The GC runs on a configurable interval and removes:

  • Expired batch jobs (past their completion_window).
  • Expired files (past their configured expiration).

It limits concurrent deletions to avoid database pressure.

Authentication and Multi-Tenancy

Batch Gateway delegates authentication and authorization to the upstream gateway infrastructure:

  • The API server extracts a tenant identifier from an HTTP header (configurable).
  • All data queries are filtered by tenant ID. Cross-tenant access is rejected.
  • The processor forwards configurable pass-through headers with each inference request, so the llm-d Router can authenticate and authorize the end user per-request.
  • File paths are hashed by tenant ID to prevent enumeration.

The batch route authenticates (verifying identity), while the inference route authorizes (verifying model access).

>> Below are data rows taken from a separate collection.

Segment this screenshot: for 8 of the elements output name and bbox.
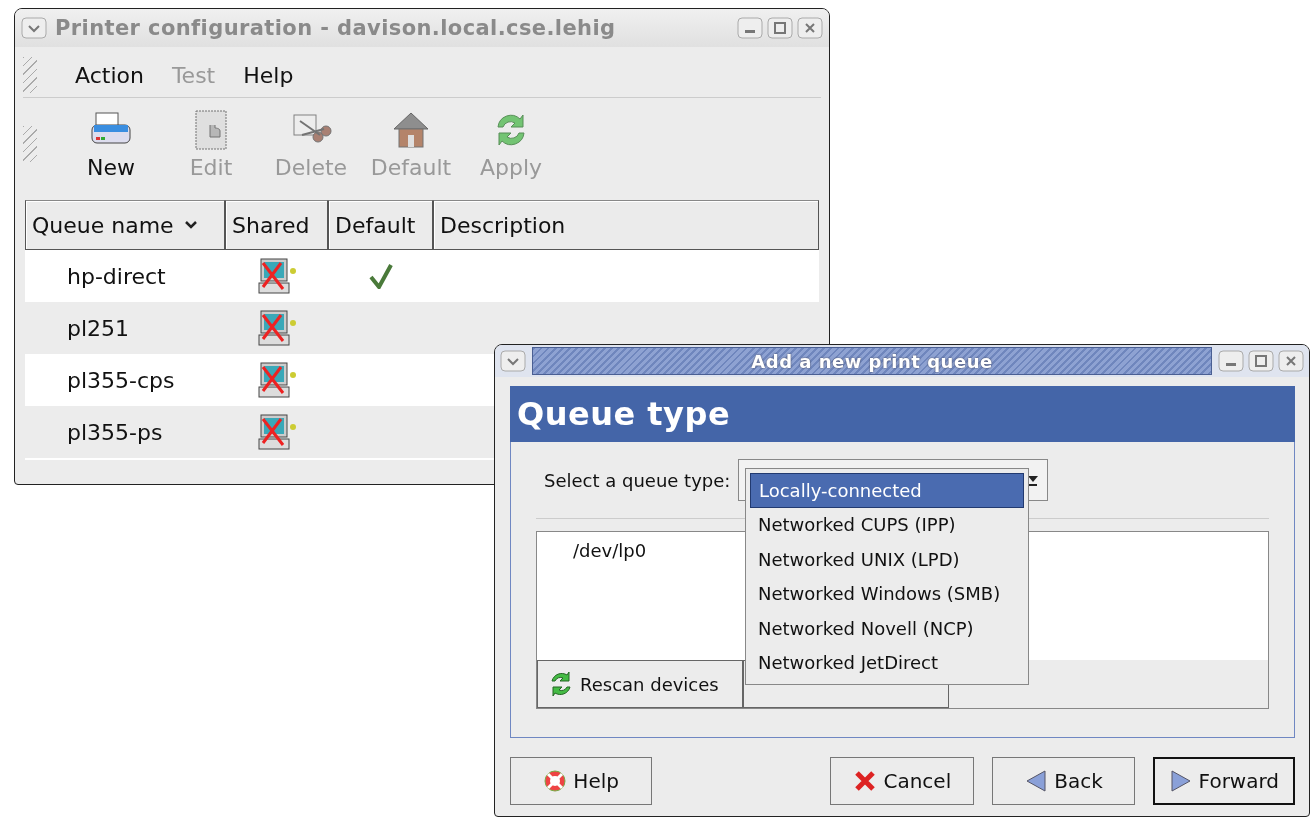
queue-name: pl355-cps bbox=[66, 367, 176, 393]
queue-name: pl355-ps bbox=[66, 419, 164, 445]
window-title: Add a new print queue bbox=[751, 350, 993, 372]
window-title: Printer configuration - davison.local.cse.lehig bbox=[55, 16, 617, 40]
queue-name: pl251 bbox=[66, 315, 131, 341]
page-heading: Queue type bbox=[517, 395, 731, 433]
queue-name: hp-direct bbox=[66, 263, 167, 289]
field-label: Select a queue type: bbox=[544, 469, 731, 491]
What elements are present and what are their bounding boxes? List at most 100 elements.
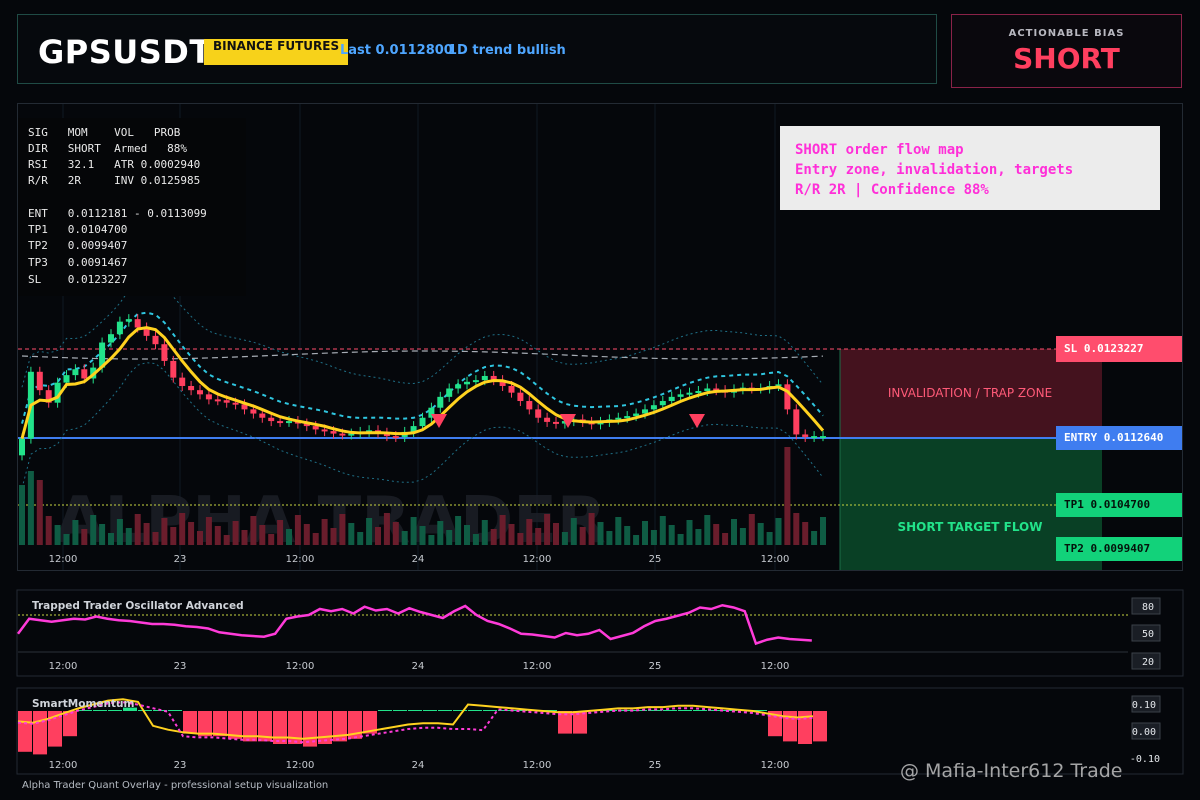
momentum-axis: 0.10 0.00 -0.10 — [1130, 695, 1161, 765]
candle-body — [481, 375, 488, 381]
volume-bar — [455, 516, 462, 545]
osc-axis-label: 20 — [1142, 657, 1154, 668]
volume-bar — [464, 525, 470, 545]
candle-body — [108, 334, 114, 343]
volume-bar — [321, 519, 328, 545]
volume-bar — [366, 518, 373, 545]
candle-body — [624, 416, 631, 419]
candle-body — [72, 369, 79, 376]
candle-body — [392, 436, 399, 439]
candle-body — [223, 400, 230, 403]
stats-row: TP3 0.0091467 — [28, 256, 128, 269]
mom-axis-label: 0.10 — [1132, 700, 1156, 711]
candle-body — [544, 417, 551, 422]
volume-bar — [161, 518, 168, 545]
candle-body — [170, 360, 177, 378]
candle-body — [179, 377, 186, 386]
x-tick-label: 12:00 — [761, 760, 790, 771]
x-tick-label: 12:00 — [49, 554, 78, 565]
note-line: Entry zone, invalidation, targets — [795, 162, 1074, 178]
x-tick-label: 12:00 — [523, 760, 552, 771]
volume-bar — [499, 515, 506, 545]
x-tick-label: 25 — [649, 661, 662, 672]
candle-body — [472, 380, 479, 383]
candle-body — [642, 409, 648, 414]
candle-body — [659, 401, 666, 406]
volume-bar — [615, 517, 622, 545]
sl-level-tag: SL 0.0123227 — [1056, 336, 1182, 362]
order-flow-note: SHORT order flow map Entry zone, invalid… — [780, 126, 1160, 210]
stats-row: R/R 2R INV 0.0125985 — [28, 174, 201, 187]
volume-bar — [339, 514, 346, 545]
volume-bar — [116, 519, 123, 545]
volume-bar — [526, 519, 533, 545]
candle-body — [125, 319, 132, 322]
momentum-bar — [93, 710, 107, 711]
x-tick-label: 12:00 — [523, 554, 552, 565]
candle-body — [277, 421, 284, 424]
volume-bar — [330, 528, 337, 545]
candle-body — [811, 436, 818, 439]
momentum-bar — [678, 710, 692, 711]
volume-bar — [312, 533, 319, 545]
invalidation-zone-label: INVALIDATION / TRAP ZONE — [888, 386, 1052, 400]
stats-row: DIR SHORT Armed 88% — [28, 142, 187, 155]
volume-bar — [152, 532, 159, 545]
oscillator-x-axis: 12:00 23 12:00 24 12:00 25 12:00 — [49, 661, 790, 672]
volume-bar — [704, 515, 711, 545]
band-line — [21, 350, 824, 360]
volume-bar — [383, 513, 390, 545]
momentum-bar — [198, 711, 212, 737]
volume-bar — [108, 533, 114, 545]
candle-body — [793, 409, 800, 435]
x-tick-label: 12:00 — [761, 661, 790, 672]
momentum-histogram — [18, 707, 827, 755]
volume-bar — [713, 524, 720, 545]
momentum-bar — [393, 710, 407, 711]
signal-stats-panel: SIG MOM VOL PROB DIR SHORT Armed 88% RSI… — [18, 118, 246, 296]
candle-body — [526, 401, 533, 410]
x-tick-label: 12:00 — [761, 554, 790, 565]
tp2-level-tag: TP2 0.0099407 — [1056, 537, 1182, 561]
candle-body — [668, 396, 675, 402]
volume-bar — [588, 513, 595, 545]
momentum-bar — [108, 710, 122, 711]
target-zone-label: SHORT TARGET FLOW — [898, 520, 1043, 534]
volume-bar — [766, 532, 773, 545]
x-tick-label: 12:00 — [523, 661, 552, 672]
volume-bar — [606, 531, 613, 545]
candle-body — [820, 436, 826, 439]
momentum-bar — [813, 711, 827, 742]
volume-bar — [642, 521, 648, 545]
stats-row: TP1 0.0104700 — [28, 223, 128, 236]
volume-bar — [259, 525, 266, 545]
volume-bar — [775, 518, 782, 545]
volume-bar — [428, 535, 435, 545]
volume-bar — [659, 516, 666, 545]
momentum-signal-line — [17, 701, 814, 744]
volume-bar — [134, 514, 141, 545]
candle-body — [686, 392, 693, 395]
volume-bar — [650, 530, 657, 545]
volume-bar — [170, 527, 177, 545]
candle-body — [286, 421, 292, 424]
volume-bar — [686, 520, 693, 545]
x-tick-label: 25 — [649, 554, 662, 565]
volume-bar — [45, 516, 52, 545]
bollinger-bands — [21, 278, 824, 489]
candle-body — [321, 429, 328, 432]
volume-bar — [99, 524, 106, 545]
volume-bar — [348, 523, 355, 545]
candle-body — [259, 413, 266, 418]
momentum-bar — [378, 710, 392, 711]
candle-body — [437, 396, 444, 408]
momentum-bar — [423, 710, 437, 711]
momentum-bar — [573, 711, 587, 734]
candle-body — [268, 417, 275, 422]
candle-body — [152, 335, 159, 345]
momentum-bar — [438, 710, 452, 711]
volume-bar — [561, 532, 568, 545]
volume-bar — [205, 517, 212, 545]
momentum-bar — [318, 711, 332, 744]
volume-bar — [695, 529, 702, 545]
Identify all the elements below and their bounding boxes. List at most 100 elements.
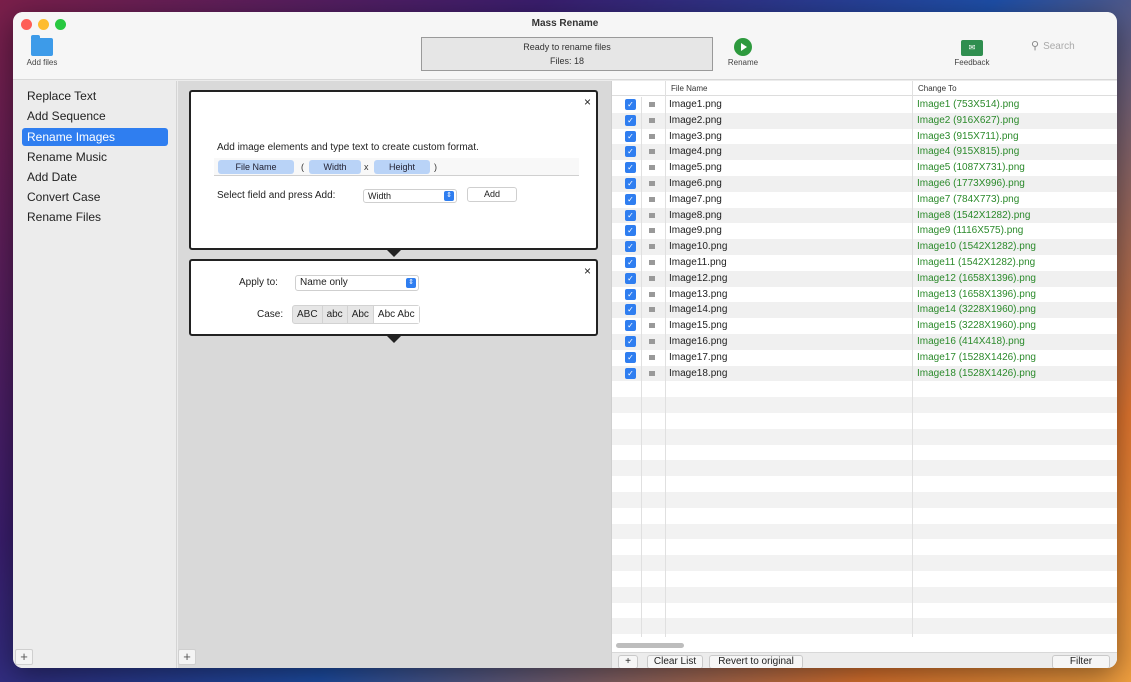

This separation ensures that batch job creation doesn't require per-model permissions — authorization is enforced at inference time.

Observability

  • Prometheus metrics: request counts, job processing times, queue wait duration, worker utilization, per-model concurrency, and token counts.
  • OpenTelemetry tracing: distributed traces across API server, processor, database, and llm-d Router calls.
  • Grafana dashboards: pre-built dashboards for API server and processor metrics, included in the Helm chart.
  • Prometheus alerting rules: configurable alerts for high queue wait time, job failure rate, expired jobs, and worker saturation.